Some films are so loose and undefined by design that they assume the force of virtue. Such films may frustrate a viewer looking for a conventional plot structure, but with the help of patience and a willingness to absorb and understand, they reveal themselves as having monumental scope. An enthusiastic viewer is left abundant space to linger, wander, and collect their thoughts without the film ever hurrying up things.
These films have patience and attentiveness to their settings in heaps. While the latitude of such interpretive space will engender mixed feelings among disparate viewers, the film distinguishes itself by a positive stubbornness of character. It refuses to make its statements easily and instantly palatable. This is not to say the film is distancing, and its wilful abstruseness is alienating instead of being effective. But the sense of adventure and scale, an ambition tightly incorporated into itself, form attractive proposals. All these are on grand yet humbling display in Paulo Carneiro’s third feature, “Savanna and the Mountain.”

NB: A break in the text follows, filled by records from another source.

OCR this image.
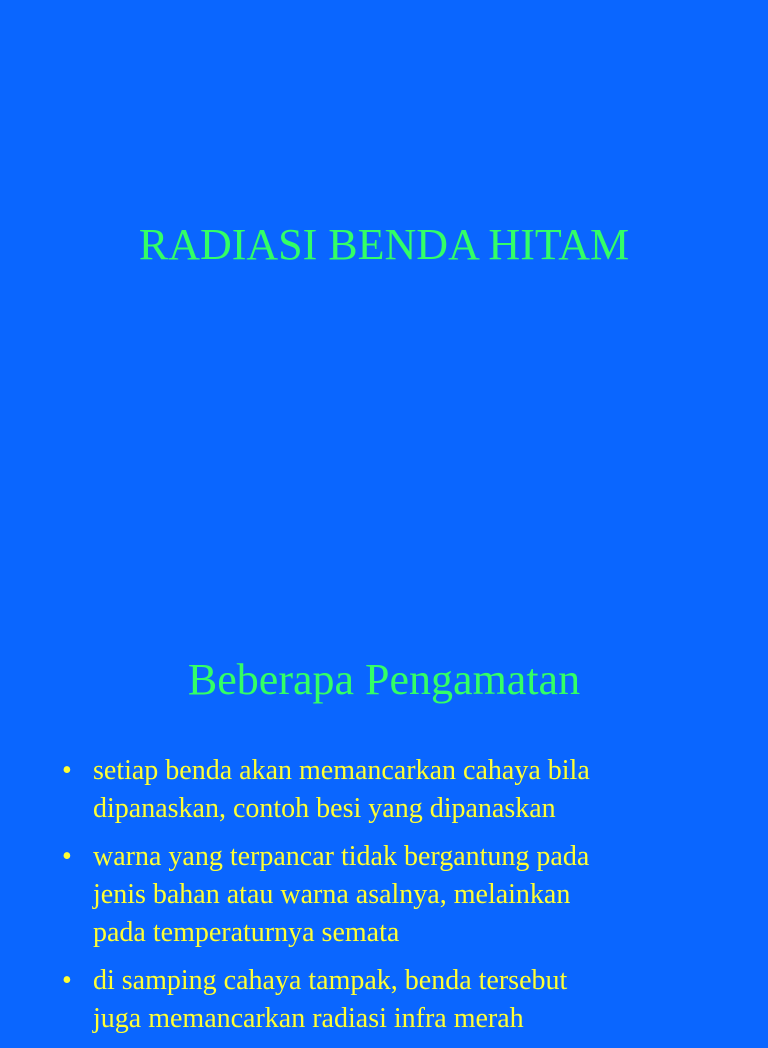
RADIASI BENDA HITAM
Beberapa Pengamatan
• setiap benda akan memancarkan cahaya bila
dipanaskan, contoh besi yang dipanaskan
• warna yang terpancar tidak bergantung pada
jenis bahan atau warna asalnya, melainkan
pada temperaturnya semata
• di samping cahaya tampak, benda tersebut
juga memancarkan radiasi infra merah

The film isn’t hesitant in being uncontained and uncategorizable. It leaps across form and style with a freedom and vastness that isn’t reducible. It has the archetypal clash that forms its bedrock. Moreover, the film zeroes in on the Portuguese village of Covas de Barrosa as it battles a creeping disquiet in the shape of a mining operation. The mountains have been laid prey to a massive lithium mining initiative mounted by the London-based Savanna Resources.
The concerted government-backed mining endeavor doesn’t have the villagers’ go-ahead. They aren’t even aware of such a thing being put in place before it starts in effect. The process of detection is slow and gradual. Suddenly, one day, the locals find their horses skittish and full of nervous energy. The film opens with this, almost engineering a thriller-like mode that enables a connection based on curiosity.
Soon, suspicion in the village escalates. The film is strongly geared toward the small, tightly-knit community in the village. There’s a communal sense that’s heavily underlined with the villagers huddling to think through their praxis, ideating a proper course of action and possible means of registering their stiff dissent. The villagers haven’t even been consulted. It’s just imposed on them. The authorities assure them that lithium mining will not have any consequences as such, urging them not to worry since anyway the village has witnessed several other kinds of mining activities in the past. They are also promised a surge in job opportunities that will be opened up by dint of the initiative.
However, the villagers are canny and wary of the project. They are skeptical of every promise and confident in their intuitive knowledge that the mining, which purports to be of service locally, will largely and inevitably be destined for the betterment and benefits of their well-heeled European neighbors. The film accentuates the villagers’ sharp awareness of their own brutal reality and that the project will ultimately not deign to have anything to do with their community apart from delivering empty promises and depleting local resources in exchange for international leverage.
Spanning several seasons, “Savanna and the Mountain” also foregrounds the deeply religious bent of the community. This is woven into the spirit of protest and fierce resistance that animates the film. The region’s history of fightback against colonizers is also strikingly invoked, brilliantly intertwined with stylistic tendencies that straight-up veer to Westerns. The film’s articulation is immediate and clear. The villagers will not pander one bit or kowtow to what they know is harmful to them. The defiance that streaks “Savanna and the Mountain” endows it with a charge of being timelessly important, pressing, and explosive appeal that will resonate with assailed communities all over the world.